Another place we really learned a lot was the Resistance Museum, housed in the old Akerhus Fortress. While, as I have described in “Denmark and the Jews”, Denmark was at “peace” with Germany from 1940 to October 1943, Norway was invaded in 1940. When the government considered signing a peace treaty with Germany, the king, Haakon VII (younger brother of Christian X of Denmark), while recognizing the right of elected officials to do so (when he was named the first king of Norway in over 500 years in 1905 on its separation from Sweden, he agreed only to do so if the populace accepted the monarchy; it did) said he would abdicate if it did so. His moral sway was high, and Norway remained officially at war with Germany, and the king eventually made it to London where he broadcast throughout the war as the pro-Nazi Vidkun Quisling, whose name has become synonymous with “traitor” took power. Of the 2,000 Jews in Norway, mostly in Oslo, many did escape to Sweden, often by the heroism of regular Norwegians; one was 12 year-old Leif Gusd, who we met 73 years later at the Jewish Museum of Oslo where he works. Out of Oslo to a small town near Sweden, taken by two farm boys across a lake in rowboats to Sweden in the dead of night as they stayed in the dark while German lights raked most of the lake, he and his mother and sister were very fortunate.

We took a train from the beautiful modern Central Station in Oslo (Sentrum with an “s” in Norwegian) to the Central Station in Stockholm (Centrum with a “C” in Swedish), and it was night and day. OK, day and night: We left Oslo at 11:20am and arrived in Stockholm at 4:30pm in rush hour, so undoubtedly this was part of the sense of moving from peacefulness to bustle (plus the station is not so new). But we learned there was more to it; Stockholm is twice the size, and generally busy and bustling, more reminiscent of New York or Chicago or London. People are dressed up, and hurrying, and staring at their cell phones, and walking into you, and there is lots of noise (frankly, in Copenhagen and even Oslo there was lots of construction; I guess you can only do it in the summer!).

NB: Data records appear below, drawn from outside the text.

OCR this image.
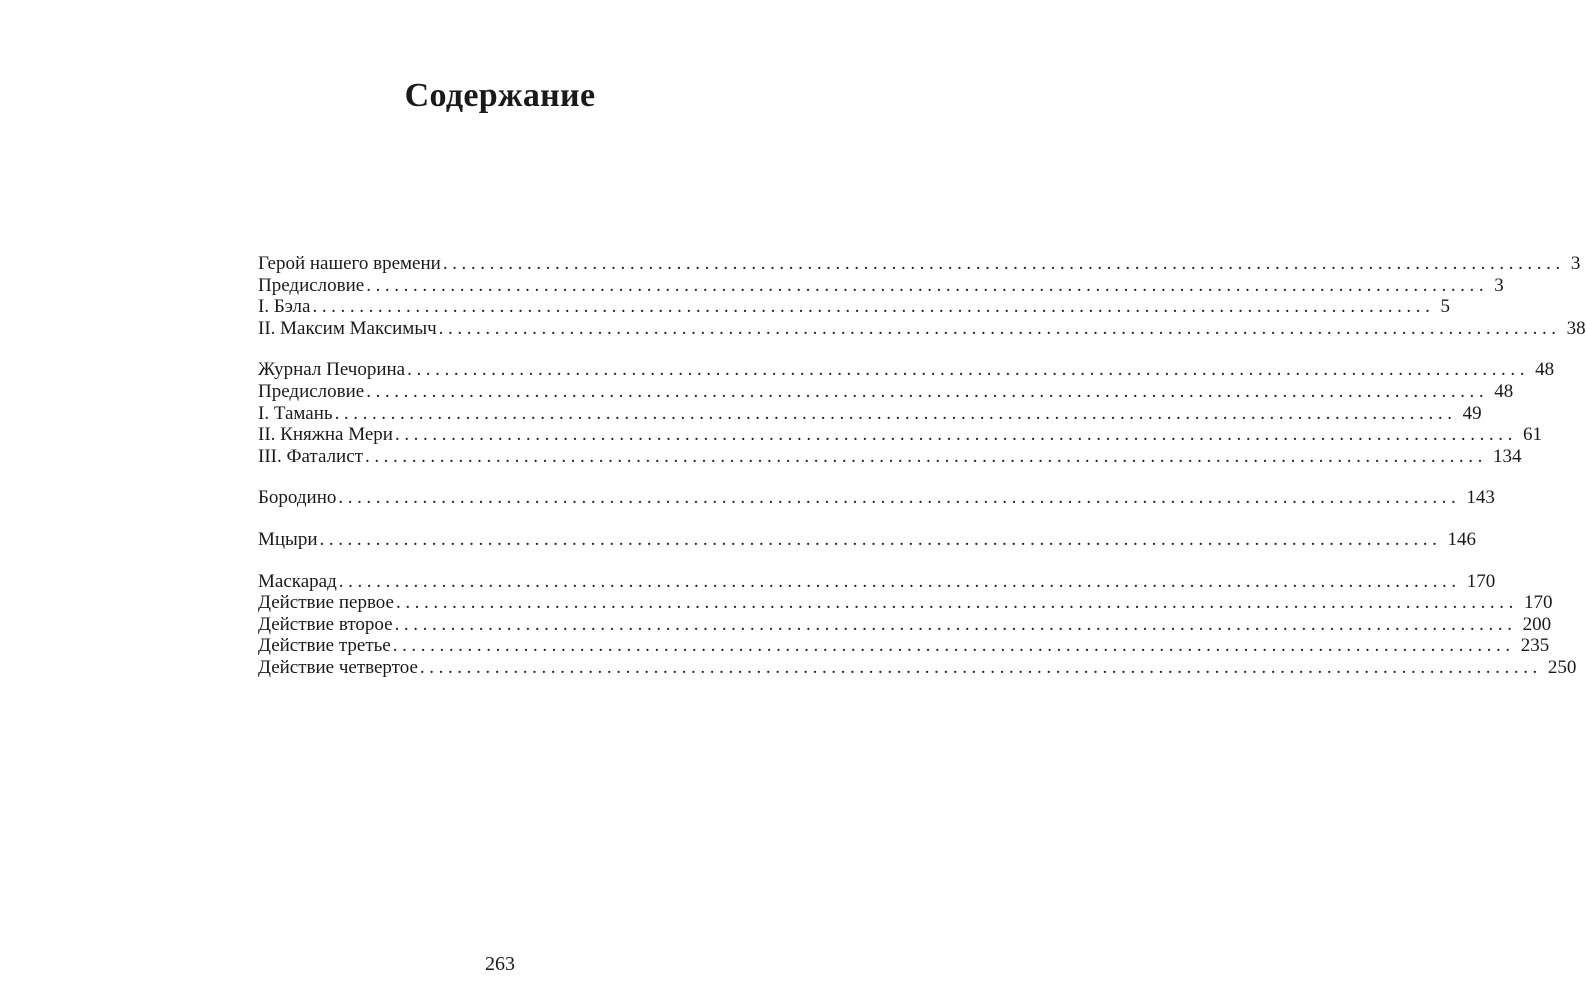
Содержание
Герой нашего времени ........................................................................................................................ 3
Предисловие ........................................................................................................................ 3
I. Бэла ........................................................................................................................ 5
II. Максим Максимыч ........................................................................................................................ 38
Журнал Печорина ........................................................................................................................ 48
Предисловие ........................................................................................................................ 48
I. Тамань ........................................................................................................................ 49
II. Княжна Мери ........................................................................................................................ 61
III. Фаталист ........................................................................................................................ 134
Бородино ........................................................................................................................ 143
Мцыри ........................................................................................................................ 146
Маскарад ........................................................................................................................ 170
Действие первое ........................................................................................................................ 170
Действие второе ........................................................................................................................ 200
Действие третье ........................................................................................................................ 235
Действие четвертое ........................................................................................................................ 250
263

Stockholm is very beautiful; the old city on the island of Gamla Stan has enough charm and alleys and churches for anyone, as well as the Royal Palace (where we watched the changing of the guard). There are several harbors (like Copenhagen), and impressive public buildings (the National Museum, Opera, hotels, etc.) and super neighborhoods to walk around, from the grandeur of 





the Strandvagen to the narrow alleys of the old city. The City Hall there, Stadhus, is also bigger than Oslo’s but there are no external murals, and we didn’t get inside. It is huge, with lots of gilt. It is the site where all the other Nobel Prizes are awarded (in Nobel’s time Sweden and Norway were, as noted above, one kingdom, but why he chose the Peace Prize to be awarded by a Norwegian committee is open to speculation), and stands, as most important buildings in Stockholm, overlooking the water. As in the other countries, public art is prominent, from the tiny child in the garden of the Finnish church to a sculpture of a wolf in a shawl (red riding hood’s?) to famous people.

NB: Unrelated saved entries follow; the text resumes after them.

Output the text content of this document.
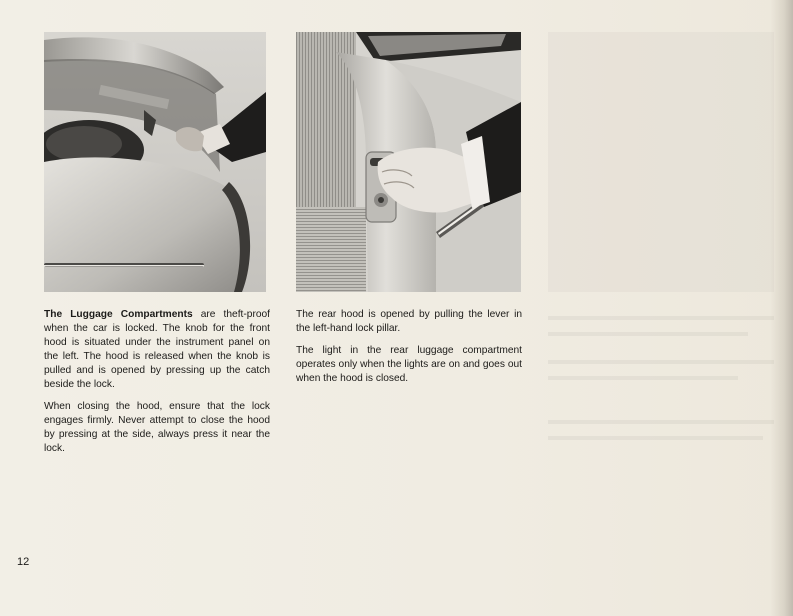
The Luggage Compartments are theft-proof when the car is locked. The knob for the front hood is situated under the instrument panel on the left. The hood is released when the knob is pulled and is opened by pressing up the catch beside the lock.

When closing the hood, ensure that the lock engages firmly. Never attempt to close the hood by pressing at the side, always press it near the lock.

The rear hood is opened by pulling the lever in the left-hand lock pillar.

The light in the rear luggage compartment operates only when the lights are on and goes out when the hood is closed.

12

We realized later, reviewing the new sequel, that most of the sites in Stieg Larson’s “Girl with the dragon tattoo” series were in Sodermalm, a part of town we didn’t get to; had we known, maybe we would have sought them out. We went to a four-different-styles-of-guitar-playing-together concert at the “German Church” in Gamla Stan, and a great market across from another church in Ostermalm. We also took a 2-hour-each-way boat trip through the Stockholm archipelago (30,000 islands! Take that, St. Lawrence River!) to the beautiful island of Sandhamn. Different from Aero, but great to walk around in the woods.

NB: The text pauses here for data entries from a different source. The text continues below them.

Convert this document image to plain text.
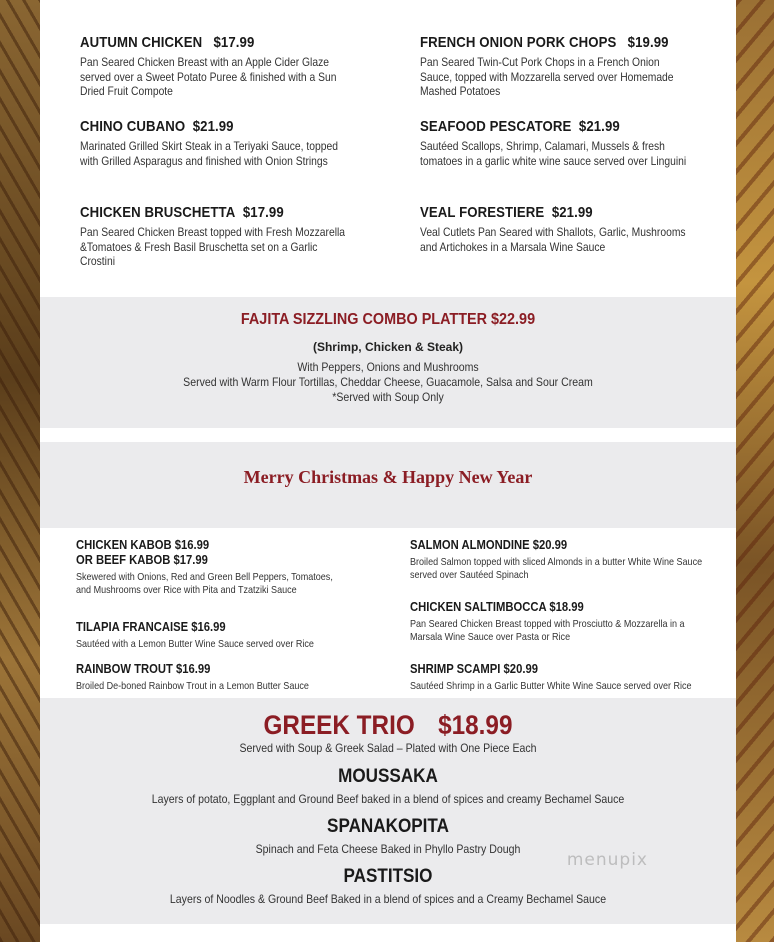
AUTUMN CHICKEN $17.99
Pan Seared Chicken Breast with an Apple Cider Glaze served over a Sweet Potato Puree & finished with a Sun Dried Fruit Compote
CHINO CUBANO $21.99
Marinated Grilled Skirt Steak in a Teriyaki Sauce, topped with Grilled Asparagus and finished with Onion Strings
CHICKEN BRUSCHETTA $17.99
Pan Seared Chicken Breast topped with Fresh Mozzarella &Tomatoes & Fresh Basil Bruschetta set on a Garlic Crostini
FRENCH ONION PORK CHOPS $19.99
Pan Seared Twin-Cut Pork Chops in a French Onion Sauce, topped with Mozzarella served over Homemade Mashed Potatoes
SEAFOOD PESCATORE $21.99
Sautéed Scallops, Shrimp, Calamari, Mussels & fresh tomatoes in a garlic white wine sauce served over Linguini
VEAL FORESTIERE $21.99
Veal Cutlets Pan Seared with Shallots, Garlic, Mushrooms and Artichokes in a Marsala Wine Sauce
FAJITA SIZZLING COMBO PLATTER $22.99
(Shrimp, Chicken & Steak)
With Peppers, Onions and Mushrooms
Served with Warm Flour Tortillas, Cheddar Cheese, Guacamole, Salsa and Sour Cream
*Served with Soup Only
Merry Christmas & Happy New Year
CHICKEN KABOB $16.99
OR BEEF KABOB $17.99
Skewered with Onions, Red and Green Bell Peppers, Tomatoes, and Mushrooms over Rice with Pita and Tzatziki Sauce
TILAPIA FRANCAISE $16.99
Sautéed with a Lemon Butter Wine Sauce served over Rice
RAINBOW TROUT $16.99
Broiled De-boned Rainbow Trout in a Lemon Butter Sauce
SALMON ALMONDINE $20.99
Broiled Salmon topped with sliced Almonds in a butter White Wine Sauce served over Sautéed Spinach
CHICKEN SALTIMBOCCA $18.99
Pan Seared Chicken Breast topped with Prosciutto & Mozzarella in a Marsala Wine Sauce over Pasta or Rice
SHRIMP SCAMPI $20.99
Sautéed Shrimp in a Garlic Butter White Wine Sauce served over Rice
GREEK TRIO $18.99
Served with Soup & Greek Salad – Plated with One Piece Each
MOUSSAKA
Layers of potato, Eggplant and Ground Beef baked in a blend of spices and creamy Bechamel Sauce
SPANAKOPITA
Spinach and Feta Cheese Baked in Phyllo Pastry Dough
PASTITSIO
Layers of Noodles & Ground Beef Baked in a blend of spices and a Creamy Bechamel Sauce
menupix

So all of the Scandinavian countries we visited were beautiful and interesting. We spent the most time in, and saw the most, of Denmark; we saw a bit more of Sweden than of Norway because of the train ride and the trip to Sandhamn. In Norway we did not see any of the magnificent fjords or glaciers (another trip!). But we had a great time, saw a lot of fascinating and beautiful things, and learned a lot of history. We would, and will, do it again. Hopefully we can be assured of the same wonderful weather (our Swedish friend said it got cold again the day after we left!), and people.